Hint: Fourier law of heat conduction is the governing law for conduction equations. It states that the rate of heat transfer is directly proportional to the area normal to the direction of heat flow and temperature gradient i.e., drop in temperature per unit length.

Complete solution:
Let us consider a small elemental area from the above body

Let the width of this elemental part be $dx$
The small change in temperature be $dt$
A temperature gradient will be the change in temperature per unit area or $\dfrac{{dt}}{{dx}}$
And let $A$ be the area perpendicular to the direction of heat flow
Refer to the diagram
Now as per Fourier’s law
$\dfrac{{dq}}{{dt}} \propto {\rm A}$and,
$\dfrac{{dq}}{{dt}} \propto \dfrac{{dt}}{{dx}}$
$\therefore \dfrac{{dq}}{{dt}} \propto {\rm A}\dfrac{{dt}}{{dx}}$
$\dfrac{{dq}}{{dt}}$ is the rate of heat transferred?
Here to remove the proportionality a constant of proportionality is inserted which
$k$ which is known as Thermal conductivity of the material or wall and is expressed in $\left( {\dfrac{w}{m}K} \right)$
$\therefore \dfrac{{dq}}{{dt}} = - kA\dfrac{{dt}}{{dx}}$
Here the negative sign indicates the drop in temperature across the body
Since $dt$ is the change in temperature so it will be expressed as
$dt = {T_2} - {T_1}$
And as it is evident that ${T_2}$ will be lower than ${T_1}$ so we`ll get a negative value of $dt$ so we use a negative sign before $k$ to nullify this and make heat transfer rate positive

The heat flow rate $\dfrac{{dq}}{{dt}}$ across a body will be $\dfrac{{dq}}{{dt}} = - kA\dfrac{{dt}}{{dx}}$.

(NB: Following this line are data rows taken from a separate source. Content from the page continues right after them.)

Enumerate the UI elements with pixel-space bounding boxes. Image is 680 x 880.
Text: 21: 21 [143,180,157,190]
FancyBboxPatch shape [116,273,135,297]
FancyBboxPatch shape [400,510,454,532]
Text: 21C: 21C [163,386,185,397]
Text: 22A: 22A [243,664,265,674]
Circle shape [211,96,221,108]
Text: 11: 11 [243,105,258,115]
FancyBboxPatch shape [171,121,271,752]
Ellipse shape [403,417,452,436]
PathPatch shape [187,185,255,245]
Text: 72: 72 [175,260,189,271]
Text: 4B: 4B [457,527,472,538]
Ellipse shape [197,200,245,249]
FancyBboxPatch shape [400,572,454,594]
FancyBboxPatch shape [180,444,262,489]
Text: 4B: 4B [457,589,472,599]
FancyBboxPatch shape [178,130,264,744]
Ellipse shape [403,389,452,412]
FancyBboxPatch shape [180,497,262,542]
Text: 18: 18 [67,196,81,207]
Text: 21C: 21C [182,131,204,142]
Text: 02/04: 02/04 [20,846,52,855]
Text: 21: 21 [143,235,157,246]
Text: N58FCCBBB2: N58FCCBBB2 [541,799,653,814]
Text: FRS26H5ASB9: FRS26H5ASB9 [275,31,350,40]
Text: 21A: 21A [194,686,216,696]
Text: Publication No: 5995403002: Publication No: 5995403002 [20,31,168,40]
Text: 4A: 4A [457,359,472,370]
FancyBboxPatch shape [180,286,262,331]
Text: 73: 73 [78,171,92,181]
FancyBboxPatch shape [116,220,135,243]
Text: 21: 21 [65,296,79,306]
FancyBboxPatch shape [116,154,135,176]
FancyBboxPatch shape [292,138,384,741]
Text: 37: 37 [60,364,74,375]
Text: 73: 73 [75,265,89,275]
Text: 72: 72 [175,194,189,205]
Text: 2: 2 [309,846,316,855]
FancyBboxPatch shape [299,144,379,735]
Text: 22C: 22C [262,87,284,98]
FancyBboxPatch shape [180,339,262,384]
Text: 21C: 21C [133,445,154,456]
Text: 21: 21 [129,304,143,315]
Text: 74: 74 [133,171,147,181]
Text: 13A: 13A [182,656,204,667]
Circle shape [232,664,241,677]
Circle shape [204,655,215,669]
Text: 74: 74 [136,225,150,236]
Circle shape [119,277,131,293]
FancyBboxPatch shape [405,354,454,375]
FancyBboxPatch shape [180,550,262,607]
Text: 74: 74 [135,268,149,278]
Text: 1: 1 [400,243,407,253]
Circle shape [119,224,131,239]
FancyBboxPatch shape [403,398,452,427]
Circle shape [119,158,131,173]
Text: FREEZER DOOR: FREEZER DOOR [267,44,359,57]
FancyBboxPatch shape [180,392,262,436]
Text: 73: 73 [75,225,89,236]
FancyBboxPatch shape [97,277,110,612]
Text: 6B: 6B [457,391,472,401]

Note: The heat always flows from higher temperature to lower temperature that’s why ${T_1}$ will always be greater than ${T_2}$.
The area perpendicular to heat flow rate will always be considered because it is the only area which will cause resistance to the flow of heat and thus will reduce its temperature.
The thermal conductivity $\left( k \right)$is the internal property of the body; it is the measure of how easily heat can be conducted through a body. It is generally higher for metals and lowers for non-metals .